Review: NO ESCAPE Shows Us The Asia That Americans Should Be Afraid Of
Asia is terrifying. With its obscure languages, stifling humidity, tropical foliage, peculiar deities, dubious military regimes, weird food and proximity to historically hazardous war zones, American citizens would be insane to go near any part of it. The only Westerners capable of successfully navigating Asia's myriad unpredictable hazards seem to be washed-up ageing military types with a penchant for hookers and karaoke. Toss a white bread Southern family, freshly reassigned by their shady industrial employers, into even the most innocuous Asian city, and a full-blown coup d'etat is almost guaranteed to erupt the moment they step off the plane. The streets will be awash with blood by morning, as white-faced bystanders are gunned down with indiscriminate ferocity and abandon.

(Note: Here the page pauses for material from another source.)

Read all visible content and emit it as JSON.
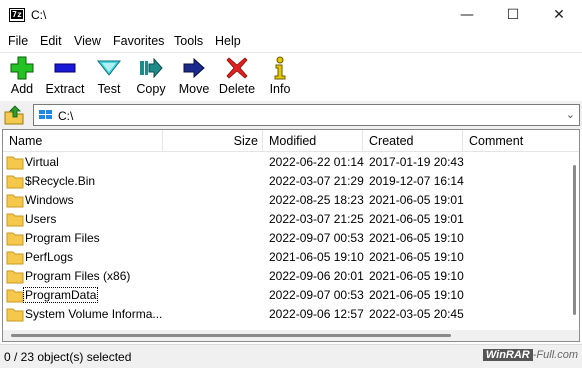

Or that's how the Dowdle brothers envision things, at any rate, in their panic-stricken tourist thriller No Escape. Writer-director siblings John Erick Dowdle and Drew Dowdle cut their teeth on low budget horror fare such as Quarantine, the English language remake of Spanish shocker [REC], and Devil, produced by M. Night Shyamalan. Those skills are evident throughout No Escape, which frequently resembles a zombie apocalypse movie more closely than the political thrillers of yesteryear like The Year of Living Dangerously or The Killing Fields that its subject matter might evoke. During its numerous scenes of high tension, particularly an extended sequence staged on the roof of our heroes' hotel, No Escape successfully grips its audience and convinces us that Owen Wilson and his family are in genuine peril. In the calm moments between these storms, however, the ludicrous nature of the film's xenophobic, ill-informed premise becomes all too visible.
Relocated to an unnamed Southeast Asian country (which looks and sounds just like Thailand) by his employers to oversee the construction of a new water pipeline, Jack Dwyer (Owen Wilson), his wife Annie (Lake Bell) and two young daughters, arrive late at night just as the country's prime minister is murdered and the country thrown into turmoil. By morning, heavily-armed mobs are rampaging through the streets and soon zero in on the Dwyers' dilapidated, technologically hobbled hotel. And as events unfold, it becomes evident that the Dwyers are more complicit in this upheaval than they at first imagined.
Wilson is well within his comfort zone portraying panicked, disorientated and desperate, and it is a welcome return to the style of his early roles in films like Behind Enemy Lines after far too many years stuck in sub-par comedies. Lake Bell fleshes out her part (originally intended for Michelle Monaghan) to be significantly more rewarding than merely a screaming, accusatory spouse who'd rather have stayed in Texas. Both characters are pushed way beyond their limits and forced to commit horrific atrocities of their own to survive - but it's Asia, man, and what happens in Asia stays here, coz folks back home just wouldn't understand.
Sterling Jerins (The Conjuring, World War Z) and Claire Geere as the young daughters are also convincing, but it is Pierce Brosnan who steals the show here as the scotch-soaked expat Hammond. Introduced as a lecherous, drunken relic of a bygone colonial era, he reveals himself to be more than capable and disposing of inhospitable guerrillas and staying out of harm's way when the time comes. He's James Bond, a decade after a dishonourable discharge.
Originally titled The Coup, presumably until a focus group revealed that most flyover state residents struggled to pronounce it, No Escape is an efficiently executed by-the-numbers family-in-peril thriller that should do for uprisings what J.A. Bayona's The Impossible did for tsunamis - paint them as picturesque, terrifying, yet mostly survivable if you're an entitled Westerner. Yes, at one point Wilson can be heard banging on a door, demanding to be let in, because "We're Americans!"
As an accurate portrayal of contemporary South East Asia, it should come as little surprise to find No Escape is frustratingly ill-researched and misleading. Local inhabitants are either gun-toting sadists, pop culture-loving collaborators or elderly peaceful victims. The bustling city centre contains no evidence of 21st Century globalisation - no neon ATM signs, no internet cafes, 24-hour crazy dance party nightclubs, not even a Coca Cola logo. Wherever this bastion of cultural isolationism is, and it's certainly not Laos or Cambodia or China - the countries from which you actually can reach Vietnam by river - it seems to matter to the Dowdles very little. This is Asia, and if you listen to the rantings of Presidential wannabes like Donald Trump or Jeb Bush, that should be reason enough to send you screaming in terror to the nearest embassy.